In 1935, world renowned neurosurgeon Wilder Penfield published three remarkable case studies describing the psychological effects of frontal lobe surgery.
They remain a fascinating insight into the link between brain and behaviour, but one case was unlike anything Penfield had tackled before.
It described the fight to save the life of his only sister.
Penfield’s sister, Ruth, had been experiencing splitting headaches since the age of fourteen. Suddenly, at the age of twenty, she experienced a Jacksonian seizure – a fleeting but distinctive type of neurological disturbance that can cause an almost eerie succession of involuntary movements.
Ruth’s cortex was mercifully quiet for the next eight years, until she unexpectedly suffered a succession of seizures, in a pattern which would become increasingly common as she reached her early 40s.
By that time it became clear that she was suffering from a type of glioma, a particularly dangerous form of brain tumour caused by a cancer of the glial cells, the essential building blocks that support the very structure of the brain itself.
Penfield undoubtedly knew that her life was in grave danger. He had spent his adult life travelling the world training as a brain surgeon and had worked with some of the finest neuroscientists of his time.
He stepped in to undertake the operation himself and opted to remove almost the entire right frontal lobe, a radical form of brain surgery that had barely been tried before.
Then, as now, the majority of these operations are done while the patient is awake, so the surgeon can check that they’re not unnecessarily removing any areas needed for speech, memory or other essential functions.
We can only imagine what was running through the mind of brother and sister as one began the attempt to save the other’s life by moving surgically through the brain.
Throughout his professional life, Penfield often considered what the brain could tell us about the possible existence of the soul, and it would be hard not to speculate on whether this profound experience had any bearing on his quest.
If he was troubled by these existential issues at the time, he remained outwardly cool. The operation was a success.
Penfield’s sister did worry during the operation, but not, seemingly, about her life. Penfield’s colleague, Colin Russel had sat by Ruth throughout the operation, and afterwards noted that her main anxiety was a sisterly concern about embarrassing her younger brother at work.

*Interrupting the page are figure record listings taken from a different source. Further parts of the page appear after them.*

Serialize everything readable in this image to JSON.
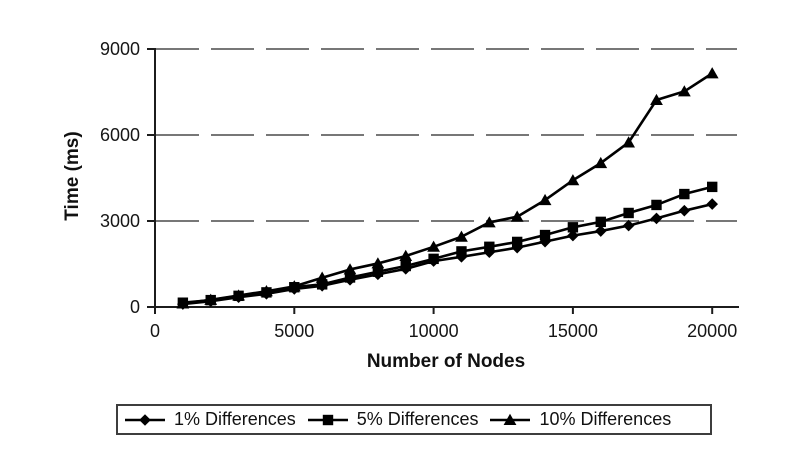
{
  "figure": {
    "background": "#ffffff",
    "series_color": "#000000",
    "axis_color": "#1c1c1c",
    "gridline_color": "#4a4a4a",
    "text_color": "#161616",
    "legend_border_color": "#3d3d3d"
  },
  "chart_data": {
    "type": "line",
    "title": "",
    "xlabel": "Number of Nodes",
    "ylabel": "Time (ms)",
    "xlim": [
      0,
      21000
    ],
    "ylim": [
      0,
      9000
    ],
    "x_ticks": [
      0,
      5000,
      10000,
      15000,
      20000
    ],
    "y_ticks": [
      0,
      3000,
      6000,
      9000
    ],
    "grid": "dashed-horizontal",
    "legend_position": "bottom",
    "x": [
      1000,
      2000,
      3000,
      4000,
      5000,
      6000,
      7000,
      8000,
      9000,
      10000,
      11000,
      12000,
      13000,
      14000,
      15000,
      16000,
      17000,
      18000,
      19000,
      20000
    ],
    "series": [
      {
        "name": "1% Differences",
        "marker": "diamond",
        "values": [
          100,
          200,
          340,
          460,
          630,
          740,
          950,
          1140,
          1330,
          1600,
          1750,
          1910,
          2070,
          2280,
          2490,
          2650,
          2840,
          3090,
          3360,
          3590
        ]
      },
      {
        "name": "5% Differences",
        "marker": "square",
        "values": [
          150,
          240,
          390,
          510,
          690,
          790,
          1030,
          1230,
          1430,
          1680,
          1940,
          2100,
          2270,
          2510,
          2780,
          2970,
          3280,
          3560,
          3940,
          4190
        ]
      },
      {
        "name": "10% Differences",
        "marker": "triangle",
        "values": [
          120,
          250,
          400,
          550,
          720,
          1020,
          1310,
          1520,
          1780,
          2100,
          2450,
          2950,
          3150,
          3730,
          4420,
          5020,
          5740,
          7220,
          7520,
          8150
        ]
      }
    ]
  }
}
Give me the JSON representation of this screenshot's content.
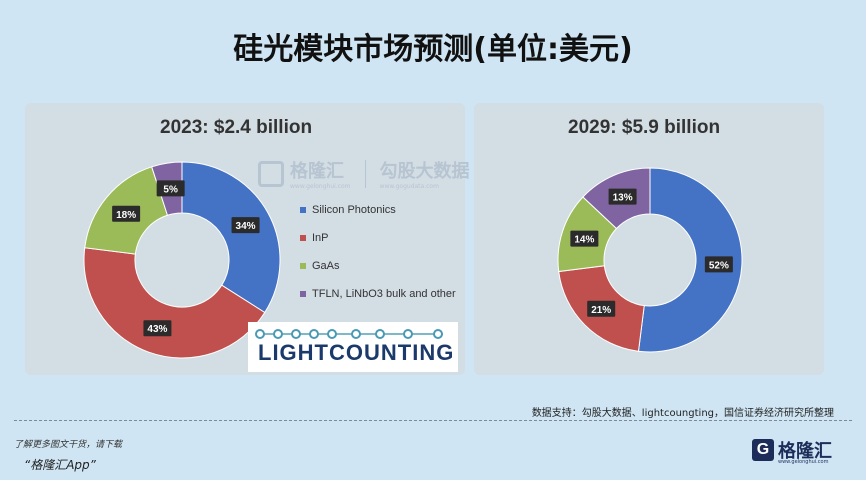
{
  "page": {
    "title": "硅光模块市场预测(单位:美元)",
    "source": "数据支持：勾股大数据、lightcoungting，国信证券经济研究所整理",
    "footer_line1": "了解更多图文干货，请下载",
    "footer_line2": "“格隆汇App”",
    "logo_mark": "G",
    "logo_text": "格隆汇",
    "logo_url": "www.gelonghui.com",
    "watermark_a": "格隆汇",
    "watermark_a_url": "www.gelonghui.com",
    "watermark_b": "勾股大数据",
    "watermark_b_url": "www.gogudata.com",
    "lightcounting": "LIGHTCOUNTING"
  },
  "colors": {
    "silicon_photonics": "#4472c4",
    "inp": "#c0504d",
    "gaas": "#9bbb59",
    "tfln": "#8064a2",
    "background": "#cfe5f3",
    "panel": "#d3dde4"
  },
  "chart_data": [
    {
      "type": "pie",
      "donut": true,
      "title": "2023: $2.4 billion",
      "categories": [
        "Silicon Photonics",
        "InP",
        "GaAs",
        "TFLN, LiNbO3 bulk and other"
      ],
      "values": [
        34,
        43,
        18,
        5
      ],
      "labels": [
        "34%",
        "43%",
        "18%",
        "5%"
      ],
      "legend": "right"
    },
    {
      "type": "pie",
      "donut": true,
      "title": "2029: $5.9 billion",
      "categories": [
        "Silicon Photonics",
        "InP",
        "GaAs",
        "TFLN, LiNbO3 bulk and other"
      ],
      "values": [
        52,
        21,
        14,
        13
      ],
      "labels": [
        "52%",
        "21%",
        "14%",
        "13%"
      ],
      "legend": "none"
    }
  ],
  "legend": [
    {
      "label": "Silicon Photonics",
      "color": "#4472c4"
    },
    {
      "label": "InP",
      "color": "#c0504d"
    },
    {
      "label": "GaAs",
      "color": "#9bbb59"
    },
    {
      "label": "TFLN, LiNbO3 bulk and other",
      "color": "#8064a2"
    }
  ]
}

Russel, neuroscientist to the last, noted “She said that she had felt so afraid of causing you distress by making an exhibition of herself… When I remarked that the only exhibition I had seen was one of the best exhibitions of courage that it had been my fortune to witness, she expressed her gratitude so nicely that one could not help wondering how much of the frontal lobe had to do with higher association processes”.
Ruth recovered and returned to work as a valued wife and mother of six children. She found planning and organisation difficult, something that we would now call dysexecutive syndrome, but lost none of her eloquence and good humour.
Quite suddenly, after two years, her symptoms returned. The tumour had regrown and was successfully removed, this time by Penfield’s mentor, Harvey Cushing, but this last-ditch attempt only bought her a few final months and, sadly, she died shortly after.
Nevertheless, her brother’s operation had gained her two more valuable years with her family, but it was not enough to save her.
The experience had a profound impact on Penfield, who was inspired to found the Montreal Institute of Neurology, then, as now, one of the world’s leading centres for brain treatment and research.
Penfield obviously struggled with the decision to publish a clinical case study on his sister’s treatment, but eventually included it with two other cases in a 1935 article for the journal Brain, writing that “if she were alive, I am sure she would approve of such an analysis in the hope it would help others”.
As an academic case study, it is almost unique, as it weaves the medical language of neurology with fragments of memories and heart-felt tributes.
As a historical document, we learn as much about Ruth Wilder as neurosurgery itself. As a piece of science, it remains a skilful description of a rarely performed operation and an insightful commentary on the link between the frontal lobes and psychological function.
Penfield became one of the most important neurosurgeons of his generation, advancing a type of medicine only just finding its feet while making some of the most significant advances in neuropsychology – the science of linking mind to brain.
Throughout his career, family was never far from his mind, and after his retirement, and shortly before his own death, Penfield wrote Man and His Family, stressing the need to nurture and encourage positive family life.
It’s fitting that his legacy is not only a contribution to scientific knowledge, but also a hospital and institute that allows neuroscience to be applied where it is most needed – helping individuals affected by brain disorder. Truly, Penfield’s speciality.